It was the second exchange hosted by the center in 2014 — the first group spent their time in Alaska on the Yukon River, learning about issues specific to the Pacific salmon that return each year to the behemoth, 1,980-mile river.
The program is important both as a cultural exchange and an opportunity to re-energize activists in Russia who face social, cultural and regulatory challenges to their conservation efforts, said Wild Salmon Center Western Pacific Program Manager Leila Loder.
“I think that these exchanges are very valuable, even as just cross-cultural bridges,” Loder said. “It gives the delegates a better understanding of their own situation, even if some of the things that they are learning here are not quite applicable to where they are working.
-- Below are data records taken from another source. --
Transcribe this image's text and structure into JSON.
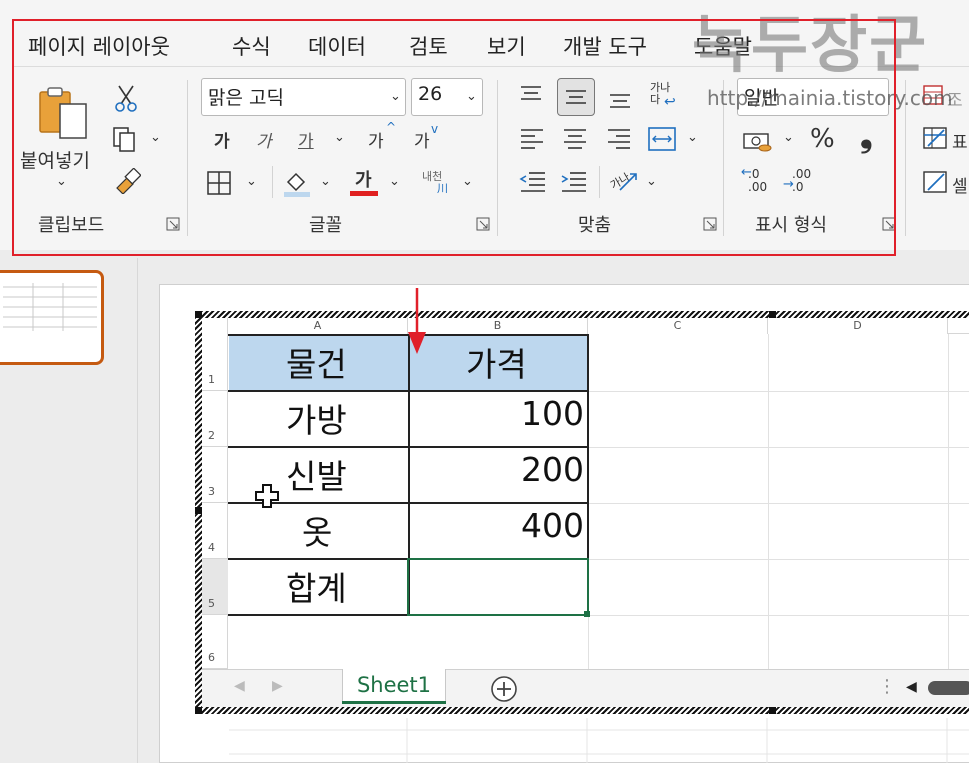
{
  "menu": {
    "tabs": [
      "페이지 레이아웃",
      "수식",
      "데이터",
      "검토",
      "보기",
      "개발 도구",
      "도움말"
    ]
  },
  "watermark": {
    "logo_text": "녹두장군",
    "url": "http://mainia.tistory.com"
  },
  "clipboard": {
    "paste_label": "붙여넣기",
    "group_label": "클립보드"
  },
  "font": {
    "name": "맑은 고딕",
    "size": "26",
    "bold": "가",
    "italic": "가",
    "underline": "가",
    "grow": "가",
    "shrink": "가",
    "font_color_glyph": "가",
    "phonetic": "내천",
    "group_label": "글꼴"
  },
  "alignment": {
    "wrap_glyph": "가나\n다",
    "group_label": "맞춤"
  },
  "number": {
    "format": "일반",
    "percent": "%",
    "comma": "❟",
    "inc_decimal": ".0\n.00",
    "dec_decimal": ".00\n.0",
    "group_label": "표시 형식"
  },
  "right_cut": {
    "a": "조",
    "b": "표",
    "c": "셀"
  },
  "sheet": {
    "columns": [
      "A",
      "B",
      "C",
      "D"
    ],
    "rows": [
      "1",
      "2",
      "3",
      "4",
      "5",
      "6"
    ],
    "table": {
      "header": [
        "물건",
        "가격"
      ],
      "rows": [
        [
          "가방",
          "100"
        ],
        [
          "신발",
          "200"
        ],
        [
          "옷",
          "400"
        ],
        [
          "합계",
          ""
        ]
      ]
    },
    "tab_name": "Sheet1"
  },
  "colors": {
    "highlight_red": "#e0202a",
    "header_fill": "#bdd7ee",
    "excel_green": "#1e7145",
    "thumb_orange": "#c55a11"
  }
}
The point is that they’re getting new experiences, new knowledge and a new perspective on things — so who they are is transforming.”
The Wild Salmon Center focuses its conservation efforts on wild salmon ecosystems in the Pacific Rim and has organized at least five trips between areas in the Russian Far East and the U.S., Loder said.
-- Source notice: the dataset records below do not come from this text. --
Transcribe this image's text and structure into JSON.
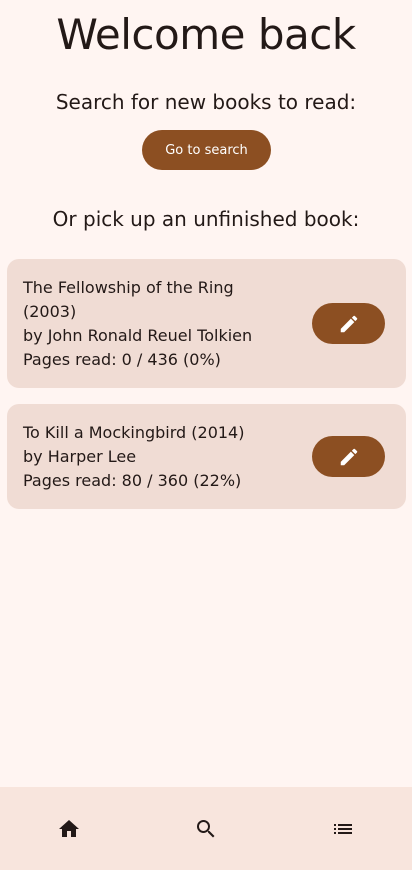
{
  "header": {
    "title": "Welcome back"
  },
  "search_section": {
    "prompt": "Search for new books to read:",
    "button_label": "Go to search"
  },
  "unfinished_section": {
    "prompt": "Or pick up an unfinished book:"
  },
  "books": [
    {
      "title_line": "The Fellowship of the Ring (2003)",
      "author_line": "by John Ronald Reuel Tolkien",
      "pages_line": "Pages read: 0 / 436 (0%)",
      "edit_icon": "pencil-icon"
    },
    {
      "title_line": "To Kill a Mockingbird (2014)",
      "author_line": "by Harper Lee",
      "pages_line": "Pages read: 80 / 360 (22%)",
      "edit_icon": "pencil-icon"
    }
  ],
  "bottom_nav": {
    "items": [
      {
        "icon": "home-icon"
      },
      {
        "icon": "search-icon"
      },
      {
        "icon": "list-icon"
      }
    ]
  },
  "colors": {
    "background": "#fff5f2",
    "accent": "#8c4f22",
    "card": "#f0dcd4",
    "nav_bar": "#f8e5dd",
    "text": "#231917"
  }
}
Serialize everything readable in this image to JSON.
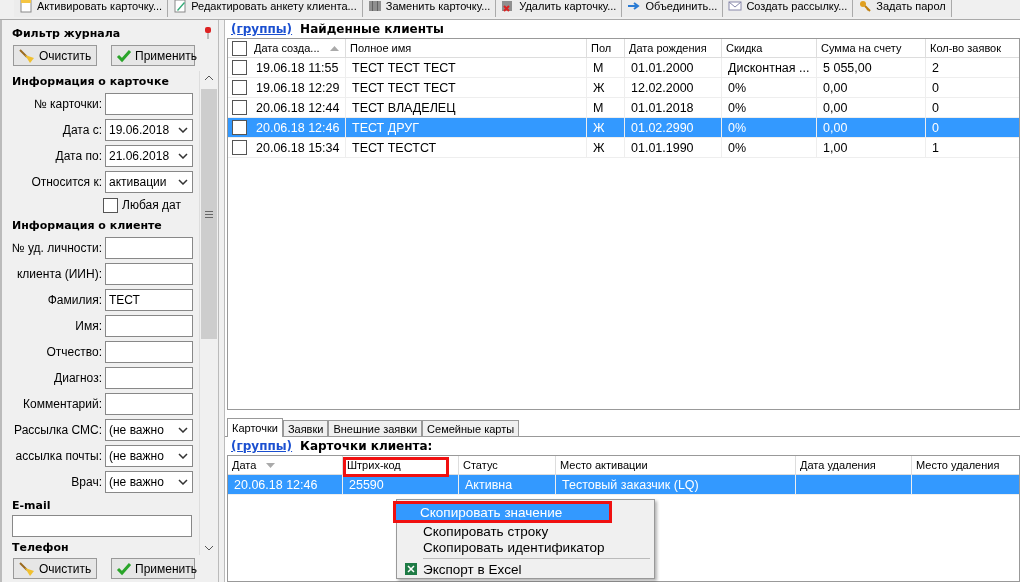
{
  "toolbar": {
    "buttons": [
      {
        "label": "Активировать карточку..."
      },
      {
        "label": "Редактировать анкету клиента..."
      },
      {
        "label": "Заменить карточку..."
      },
      {
        "label": "Удалить карточку..."
      },
      {
        "label": "Объединить..."
      },
      {
        "label": "Создать рассылку..."
      },
      {
        "label": "Задать парол"
      }
    ]
  },
  "filter": {
    "title": "Фильтр журнала",
    "clear_button": "Очистить",
    "apply_button": "Применить",
    "sections": [
      {
        "title": "Информация о карточке",
        "fields": [
          {
            "kind": "text",
            "label": "№ карточки:"
          },
          {
            "kind": "select",
            "label": "Дата с:",
            "value": "19.06.2018"
          },
          {
            "kind": "select",
            "label": "Дата по:",
            "value": "21.06.2018"
          },
          {
            "kind": "select",
            "label": "Относится к:",
            "value": "активации"
          },
          {
            "kind": "checkbox",
            "label": "Любая дат",
            "checked": false
          }
        ]
      },
      {
        "title": "Информация о клиенте",
        "fields": [
          {
            "kind": "text",
            "label": "№ уд. личности:"
          },
          {
            "kind": "text",
            "label": "клиента (ИИН):"
          },
          {
            "kind": "text",
            "label": "Фамилия:",
            "value": "ТЕСТ"
          },
          {
            "kind": "text",
            "label": "Имя:"
          },
          {
            "kind": "text",
            "label": "Отчество:"
          },
          {
            "kind": "text",
            "label": "Диагноз:"
          },
          {
            "kind": "text",
            "label": "Комментарий:"
          },
          {
            "kind": "select",
            "label": "Рассылка СМС:",
            "value": "(не важно"
          },
          {
            "kind": "select",
            "label": "ассылка почты:",
            "value": "(не важно"
          },
          {
            "kind": "select",
            "label": "Врач:",
            "value": "(не важно"
          }
        ]
      }
    ],
    "email_label": "E-mail",
    "phone_label": "Телефон",
    "bottom_clear_button": "Очистить",
    "bottom_apply_button": "Применить"
  },
  "clients": {
    "groups_link": "(группы)",
    "title": "Найденные клиенты",
    "all_checked": false,
    "columns": [
      "Дата созда...",
      "Полное имя",
      "Пол",
      "Дата рождения",
      "Скидка",
      "Сумма на счету",
      "Кол-во заявок"
    ],
    "rows": [
      {
        "selected": false,
        "checked": false,
        "cells": [
          "19.06.18 11:55",
          "ТЕСТ ТЕСТ ТЕСТ",
          "М",
          "01.01.2000",
          "Дисконтная ...",
          "5 055,00",
          "2"
        ]
      },
      {
        "selected": false,
        "checked": false,
        "cells": [
          "19.06.18 12:29",
          "ТЕСТ ТЕСТ ТЕСТ",
          "Ж",
          "12.02.2000",
          "0%",
          "0,00",
          "0"
        ]
      },
      {
        "selected": false,
        "checked": false,
        "cells": [
          "20.06.18 12:44",
          "ТЕСТ ВЛАДЕЛЕЦ",
          "М",
          "01.01.2018",
          "0%",
          "0,00",
          "0"
        ]
      },
      {
        "selected": true,
        "checked": false,
        "cells": [
          "20.06.18 12:46",
          "ТЕСТ ДРУГ",
          "Ж",
          "01.02.2990",
          "0%",
          "0,00",
          "0"
        ]
      },
      {
        "selected": false,
        "checked": false,
        "cells": [
          "20.06.18 15:34",
          "ТЕСТ ТЕСТСТ",
          "Ж",
          "01.01.1990",
          "0%",
          "1,00",
          "1"
        ]
      }
    ]
  },
  "tabs": [
    {
      "label": "Карточки",
      "selected": true
    },
    {
      "label": "Заявки",
      "selected": false
    },
    {
      "label": "Внешние заявки",
      "selected": false
    },
    {
      "label": "Семейные карты",
      "selected": false
    }
  ],
  "cards": {
    "groups_link": "(группы)",
    "title": "Карточки клиента:",
    "columns": [
      "Дата",
      "Штрих-код",
      "Статус",
      "Место активации",
      "Дата удаления",
      "Место удаления"
    ],
    "rows": [
      {
        "selected": true,
        "cells": [
          "20.06.18 12:46",
          "25590",
          "Активна",
          "Тестовый заказчик (LQ)",
          null,
          null
        ]
      }
    ]
  },
  "context_menu": {
    "items": [
      {
        "label": "Скопировать значение",
        "selected": true
      },
      {
        "label": "Скопировать строку",
        "selected": false
      },
      {
        "label": "Скопировать идентификатор",
        "selected": false
      },
      {
        "label": "Экспорт в Excel",
        "selected": false,
        "separator_before": true
      }
    ]
  }
}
Loder, who grew up in Moscow, and the other program coordinator, Saule Richardson — a Kazakh from Uzbekistan — spent most of the trip translating conversations between the visiting Russians and scientists at the Alaska Department of Fish and Game, Alaska Wildlife Troopers, the Kenai River Sportfishing Association and Trout Unlimited members who met with the group to discuss salmon management in Alaska.
The visitors are active conservationists, politicians, sportfishing advocates and heads of non-governmental organizations from three regions in Russia — Sakhalin, Khabarovsk and the Kamchatka Peninsula.
Kamchatka
The Kamchatka Peninsula is a 1,000 mile long region that produces up to one-fourth of all wild Pacific salmon.
Like Alaska, many of the Kamchatka Peninsula’s rural and indigenous people rely heavily on salmon. For the approximately 400,000 residents of the peninsula one in five jobs are related to the salmon industry, according to data from the Wild Salmon Center.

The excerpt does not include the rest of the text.